Эти происшествия, усугублявшиеся время от времени пожарами, причин которых не знали и которые оппозиционные журналы приписывали правительству, распространили по всей Нормандии ужас, неизвестный до тех пор в этой доброй стране, столь знаменитой своими адвокатами и тяжбами, но нисколько не богатой разбойниками и убийцами. Что касается меня, я мало верил всем этим историям, которые, казалось мне, принадлежали более пустынным ущельям Сьерры или диким скалам Калабры, нежели богатейшим долинам Фалеза и плодоносным равнинам Понь-Одемера, усеянным деревнями и замками. Я всегда представлял себе разбойников среди леса или в глубине пещеры. А во всех трех департаментах не было ни одной норы, которая заслуживала бы названия пещеры, и ни одной рощи, которая могла бы показаться лесом.

Однако вскоре я вынужден был поверить этим рассказам: богатый англичанин, ехавший с женой из Гавра в Алансон, был остановлен, не доезжая пол-лье до Дива, где хотел переменить лошадей. Почтальон, связанный и с платком во рту, был брошен в карету на место тех, кого он вез. Лошади, зная дорогу, пришли в Ранвиль и остановились у почтового двора, где пробыли до утра, ожидая, чтобы их распрягли.
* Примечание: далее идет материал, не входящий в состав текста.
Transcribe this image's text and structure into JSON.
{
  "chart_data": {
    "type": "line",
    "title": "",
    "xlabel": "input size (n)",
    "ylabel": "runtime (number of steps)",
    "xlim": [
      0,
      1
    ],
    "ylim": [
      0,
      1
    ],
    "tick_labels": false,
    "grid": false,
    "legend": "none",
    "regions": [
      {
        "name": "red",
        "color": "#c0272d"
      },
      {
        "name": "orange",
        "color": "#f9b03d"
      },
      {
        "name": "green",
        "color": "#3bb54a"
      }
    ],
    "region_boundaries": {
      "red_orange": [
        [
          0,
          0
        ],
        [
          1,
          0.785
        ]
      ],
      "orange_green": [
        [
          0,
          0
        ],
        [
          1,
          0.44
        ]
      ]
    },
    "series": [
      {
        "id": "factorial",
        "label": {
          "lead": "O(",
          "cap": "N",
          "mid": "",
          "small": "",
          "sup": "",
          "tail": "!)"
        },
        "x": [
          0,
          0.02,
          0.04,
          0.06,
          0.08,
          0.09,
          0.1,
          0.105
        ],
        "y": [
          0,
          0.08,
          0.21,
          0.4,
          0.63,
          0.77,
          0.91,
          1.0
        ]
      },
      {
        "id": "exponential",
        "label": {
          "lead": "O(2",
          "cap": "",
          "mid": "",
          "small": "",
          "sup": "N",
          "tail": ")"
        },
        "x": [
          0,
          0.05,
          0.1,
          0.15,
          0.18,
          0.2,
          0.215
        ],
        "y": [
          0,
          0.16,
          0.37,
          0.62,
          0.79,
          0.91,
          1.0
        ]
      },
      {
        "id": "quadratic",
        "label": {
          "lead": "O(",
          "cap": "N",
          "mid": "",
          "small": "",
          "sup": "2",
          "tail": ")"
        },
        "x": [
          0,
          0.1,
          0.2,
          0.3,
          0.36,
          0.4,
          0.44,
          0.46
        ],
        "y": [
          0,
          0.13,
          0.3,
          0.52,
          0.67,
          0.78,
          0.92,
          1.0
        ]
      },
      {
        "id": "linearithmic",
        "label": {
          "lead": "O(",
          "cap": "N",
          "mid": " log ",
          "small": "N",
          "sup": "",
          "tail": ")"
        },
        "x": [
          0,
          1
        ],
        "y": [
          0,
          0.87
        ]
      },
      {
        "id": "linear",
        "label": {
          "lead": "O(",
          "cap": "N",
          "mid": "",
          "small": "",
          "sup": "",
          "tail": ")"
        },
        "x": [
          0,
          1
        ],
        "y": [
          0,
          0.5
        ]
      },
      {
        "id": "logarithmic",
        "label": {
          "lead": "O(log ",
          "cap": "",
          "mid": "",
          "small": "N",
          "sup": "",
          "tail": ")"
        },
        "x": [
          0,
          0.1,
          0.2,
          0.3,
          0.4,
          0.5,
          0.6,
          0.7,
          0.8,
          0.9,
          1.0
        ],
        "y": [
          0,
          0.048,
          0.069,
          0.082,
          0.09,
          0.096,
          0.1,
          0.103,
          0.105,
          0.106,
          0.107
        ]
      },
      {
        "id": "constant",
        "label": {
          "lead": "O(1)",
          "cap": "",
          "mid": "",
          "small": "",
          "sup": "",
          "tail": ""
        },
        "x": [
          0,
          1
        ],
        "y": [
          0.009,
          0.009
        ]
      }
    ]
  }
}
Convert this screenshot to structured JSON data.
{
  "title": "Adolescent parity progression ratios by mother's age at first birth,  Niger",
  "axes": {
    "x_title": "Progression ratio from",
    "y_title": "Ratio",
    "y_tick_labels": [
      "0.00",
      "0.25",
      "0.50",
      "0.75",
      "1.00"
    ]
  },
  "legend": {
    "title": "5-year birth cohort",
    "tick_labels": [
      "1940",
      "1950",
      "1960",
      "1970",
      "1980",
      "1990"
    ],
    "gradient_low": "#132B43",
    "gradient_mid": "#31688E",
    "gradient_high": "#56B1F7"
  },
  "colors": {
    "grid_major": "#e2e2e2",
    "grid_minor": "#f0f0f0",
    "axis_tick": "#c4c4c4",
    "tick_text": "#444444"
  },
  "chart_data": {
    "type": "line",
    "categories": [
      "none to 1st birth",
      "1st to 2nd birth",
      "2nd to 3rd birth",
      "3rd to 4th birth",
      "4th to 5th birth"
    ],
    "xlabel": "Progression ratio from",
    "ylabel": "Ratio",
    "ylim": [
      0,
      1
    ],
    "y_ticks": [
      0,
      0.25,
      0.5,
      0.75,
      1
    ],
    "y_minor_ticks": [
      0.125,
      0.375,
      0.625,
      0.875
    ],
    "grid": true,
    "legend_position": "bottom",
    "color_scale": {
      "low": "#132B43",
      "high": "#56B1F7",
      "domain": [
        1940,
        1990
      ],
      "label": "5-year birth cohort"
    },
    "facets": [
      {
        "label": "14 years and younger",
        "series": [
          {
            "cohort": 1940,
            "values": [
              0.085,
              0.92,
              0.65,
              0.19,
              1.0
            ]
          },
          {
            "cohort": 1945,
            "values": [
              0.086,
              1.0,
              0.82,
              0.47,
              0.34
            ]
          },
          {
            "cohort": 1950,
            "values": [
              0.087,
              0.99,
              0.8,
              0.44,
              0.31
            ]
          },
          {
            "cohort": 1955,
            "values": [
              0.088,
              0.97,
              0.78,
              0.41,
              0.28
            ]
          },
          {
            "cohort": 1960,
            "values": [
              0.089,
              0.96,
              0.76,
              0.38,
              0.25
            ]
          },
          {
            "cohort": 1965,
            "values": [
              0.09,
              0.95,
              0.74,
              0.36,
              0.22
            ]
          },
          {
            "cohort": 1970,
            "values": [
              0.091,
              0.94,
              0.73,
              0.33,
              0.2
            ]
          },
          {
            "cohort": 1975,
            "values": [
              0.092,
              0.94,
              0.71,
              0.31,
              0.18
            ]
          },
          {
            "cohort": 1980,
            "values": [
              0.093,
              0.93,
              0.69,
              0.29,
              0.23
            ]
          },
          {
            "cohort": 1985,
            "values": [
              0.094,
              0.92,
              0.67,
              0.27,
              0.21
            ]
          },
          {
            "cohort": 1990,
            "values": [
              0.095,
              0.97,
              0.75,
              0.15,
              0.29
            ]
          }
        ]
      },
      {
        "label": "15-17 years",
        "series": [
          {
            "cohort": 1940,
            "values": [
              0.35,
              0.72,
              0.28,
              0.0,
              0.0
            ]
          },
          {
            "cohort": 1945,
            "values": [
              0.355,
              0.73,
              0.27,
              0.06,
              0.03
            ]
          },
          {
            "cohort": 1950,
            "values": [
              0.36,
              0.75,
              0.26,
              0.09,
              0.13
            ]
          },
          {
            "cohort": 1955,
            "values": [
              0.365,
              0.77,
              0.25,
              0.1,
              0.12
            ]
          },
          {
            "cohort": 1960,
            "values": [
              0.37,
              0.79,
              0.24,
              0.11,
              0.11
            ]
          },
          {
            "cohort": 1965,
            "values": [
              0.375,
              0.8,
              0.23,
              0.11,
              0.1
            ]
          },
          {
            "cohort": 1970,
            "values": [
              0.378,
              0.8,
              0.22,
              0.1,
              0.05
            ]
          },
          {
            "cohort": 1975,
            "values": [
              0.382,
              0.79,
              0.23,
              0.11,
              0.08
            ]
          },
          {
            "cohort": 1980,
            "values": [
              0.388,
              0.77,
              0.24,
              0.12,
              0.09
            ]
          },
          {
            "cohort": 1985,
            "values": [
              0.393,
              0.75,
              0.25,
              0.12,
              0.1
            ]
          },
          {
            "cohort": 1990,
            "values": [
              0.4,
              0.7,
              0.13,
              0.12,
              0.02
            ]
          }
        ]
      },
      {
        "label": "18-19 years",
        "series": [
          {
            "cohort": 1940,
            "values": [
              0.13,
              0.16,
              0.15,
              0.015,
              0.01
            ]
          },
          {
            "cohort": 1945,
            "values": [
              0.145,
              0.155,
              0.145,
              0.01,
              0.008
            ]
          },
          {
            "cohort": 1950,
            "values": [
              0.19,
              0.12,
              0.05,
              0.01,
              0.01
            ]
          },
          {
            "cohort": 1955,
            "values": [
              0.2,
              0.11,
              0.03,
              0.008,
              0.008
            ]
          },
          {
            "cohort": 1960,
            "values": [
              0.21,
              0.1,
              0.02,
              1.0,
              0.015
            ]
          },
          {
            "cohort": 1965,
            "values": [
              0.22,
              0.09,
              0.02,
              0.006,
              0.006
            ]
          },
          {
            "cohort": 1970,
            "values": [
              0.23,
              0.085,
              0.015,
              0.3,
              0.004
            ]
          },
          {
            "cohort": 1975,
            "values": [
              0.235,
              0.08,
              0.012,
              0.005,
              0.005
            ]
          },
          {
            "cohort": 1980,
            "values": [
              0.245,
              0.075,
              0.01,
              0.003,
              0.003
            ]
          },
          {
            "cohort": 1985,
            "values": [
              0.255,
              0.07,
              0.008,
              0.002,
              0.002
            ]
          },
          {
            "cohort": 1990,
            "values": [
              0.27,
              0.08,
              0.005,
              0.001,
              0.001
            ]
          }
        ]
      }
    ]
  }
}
На другой день конюх, отворив ворота, нашел карету, запряженную лошадьми, и вместо господина — бедного связанного почтальона. Приведенный к мэру, этот человек объявил, что они были остановлены на большой дороге четырьмя человеками в масках, которые, судя по одежде, принадлежали к низшему классу в обществе. Они принудили его остановиться и заставили путешественников выйти. Англичанин, защищаясь, выстрелил из пистолета. Тотчас почтальон услышал стоны и крик, но, не смея обернуться, ничего не увидел; впрочем, через минуту после этого ему завязали рот и бросили в карету, которая привезла его к почтовому двору так же исправно, как если бы он сам сидел на козлах. Жандармы бросились к указанному месту и нашли во рву тело англичанина, пронзенное двумя ударами кинжала. Что же касается его жены, то не отыскали ни малейших ее следов. Это происшествие случилось не далее как в десяти или двенадцати лье от Трувиля. Тело жертвы было перенесено в Каен. Тогда уже у меня не осталось никаких причин сомневаться.

Через три или четыре дня после этого происшествия, накануне своего отъезда, я решил в последний раз осмотреть покидаемые мной места. Я приказал оснастить лодку, которую нанял на месяц, как в Париже нанимают карету; потом, видя чистое небо и надеясь на хороший день, велел перенести в нее обед, свои карандаши и поднял парус, составив сам весь экипаж.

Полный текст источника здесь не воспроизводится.